Não importa se você deixa a pia cheia de louça suja. Deixou roupas jogadas pelo chão ou a toalha molhada em cima da cama? Não importa. Também não tem importância alguma se você saiu sem dar boa noite ou, sem querer, deu uma resposta “torta” em um momento de estresse. Amor de mãe não tem barreiras. É poesia encenada, praticada mesmo sem precisar ser escrita.

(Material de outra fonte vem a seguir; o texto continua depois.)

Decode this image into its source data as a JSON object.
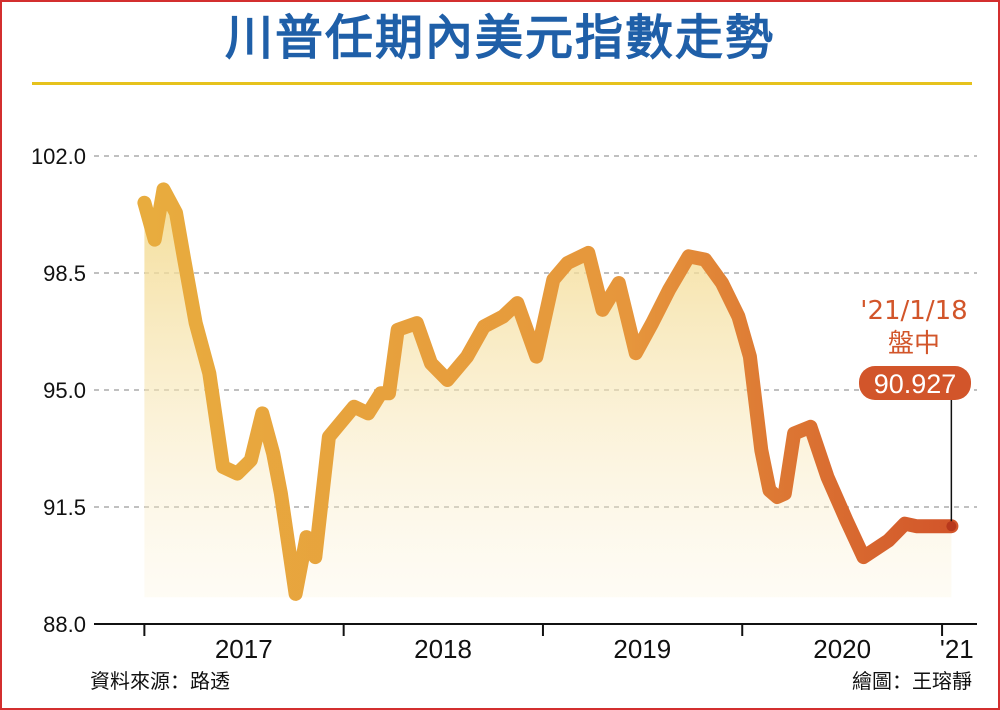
{
  "title": "川普任期內美元指數走勢",
  "source": "資料來源：路透",
  "credit": "繪圖：王瑢靜",
  "colors": {
    "title": "#1f5fa8",
    "rule": "#e6c21c",
    "line_start": "#e8ac3e",
    "line_end": "#d2552a",
    "border": "#d32f2f"
  },
  "chart_data": {
    "type": "line",
    "title": "川普任期內美元指數走勢",
    "xlabel": "",
    "ylabel": "",
    "ylim": [
      88.0,
      102.0
    ],
    "yticks": [
      "102.0",
      "98.5",
      "95.0",
      "91.5",
      "88.0"
    ],
    "xticks": [
      "2017",
      "2018",
      "2019",
      "2020",
      "'21"
    ],
    "grid": true,
    "series": [
      {
        "x": [
          "2017-01-01",
          "2017-01-20",
          "2017-02-05",
          "2017-02-28",
          "2017-03-15",
          "2017-04-05",
          "2017-04-30",
          "2017-05-25",
          "2017-06-20",
          "2017-07-15",
          "2017-08-05",
          "2017-08-25",
          "2017-09-08",
          "2017-10-05",
          "2017-10-25",
          "2017-11-10",
          "2017-12-05",
          "2018-01-20",
          "2018-02-15",
          "2018-03-10",
          "2018-03-25",
          "2018-04-10",
          "2018-05-15",
          "2018-06-10",
          "2018-07-10",
          "2018-08-15",
          "2018-09-15",
          "2018-10-20",
          "2018-11-15",
          "2018-12-20",
          "2019-01-20",
          "2019-02-15",
          "2019-03-25",
          "2019-04-20",
          "2019-05-20",
          "2019-06-20",
          "2019-07-20",
          "2019-08-20",
          "2019-09-25",
          "2019-10-25",
          "2019-11-25",
          "2019-12-25",
          "2020-01-15",
          "2020-02-05",
          "2020-02-20",
          "2020-03-05",
          "2020-03-19",
          "2020-04-05",
          "2020-05-05",
          "2020-06-05",
          "2020-07-10",
          "2020-08-10",
          "2020-09-25",
          "2020-10-25",
          "2020-11-15",
          "2020-12-20",
          "2021-01-18"
        ],
        "values": [
          100.6,
          99.5,
          101.0,
          100.3,
          98.9,
          97.0,
          95.5,
          92.7,
          92.5,
          92.9,
          94.3,
          93.1,
          91.9,
          88.9,
          90.6,
          90.0,
          93.6,
          94.5,
          94.3,
          94.9,
          94.9,
          96.8,
          97.0,
          95.8,
          95.3,
          96.0,
          96.9,
          97.2,
          97.6,
          96.0,
          98.3,
          98.8,
          99.1,
          97.4,
          98.2,
          96.1,
          97.0,
          98.0,
          99.0,
          98.9,
          98.2,
          97.2,
          96.0,
          93.2,
          92.0,
          91.8,
          91.9,
          93.7,
          93.9,
          92.4,
          91.1,
          90.0,
          90.5,
          91.0,
          90.927,
          90.927,
          90.927
        ]
      }
    ],
    "annotation": {
      "date_label": "'21/1/18",
      "session_label": "盤中",
      "value_label": "90.927",
      "value": 90.927
    }
  }
}
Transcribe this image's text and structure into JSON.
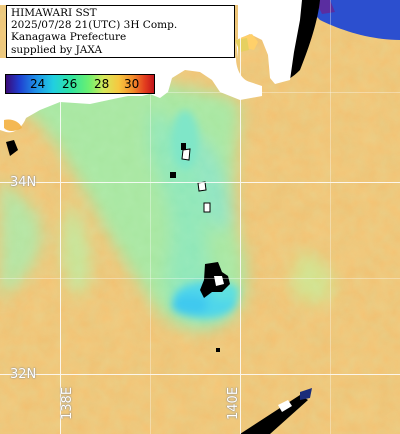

Trata-se de um amor tão puro e incomensurável que diversos grandes autores já falaram sobre elas. Só pra citar:

Os filhos são para as mães as âncoras da sua vida.
— Sófocles

Por que Deus permite
que as mães vão-se embora?
Mãe não tem limite,
é tempo sem hora,
luz que não apaga
quando sopra o vento
e chuva desaba,
veludo escondido
na pele enrugada,
água pura, ar puro,
puro pensamento.
Morrer acontece
com o que é breve e passa
sem deixar vestígio.
Mãe, na sua graça,
é eternidade.
Por que Deus se lembra
– mistério profundo –
de tirá-la um dia?
Fosse eu Rei do Mundo,
baixava uma lei:
Mãe não morre nunca,
mãe ficará sempre
junto de seu filho
e ele, velho embora,
será pequenino
feito grão de milho.
— Carlos Drummond de Andrade

Mãe é certeza de colo e arrego. Mesmo na “nervrozia” delas, basta um olhar ou um pedido de desculpas que tudo se resolve. São roseiras eternas que, mesmo cheias de espinhos, são capazes de se desabrochar em altruísmo e fazer de tudo por suas crias. Ficam até sem comer para dar alimento aos rebentos. Seres tão altruístas que maior dedicação, involuntária e desinteressada, não há.

De tão especiais, Drummond deveria ser Rei do Mundo e baixar a lei: “Mãe não morre nunca”. Feliz Dia das Mães!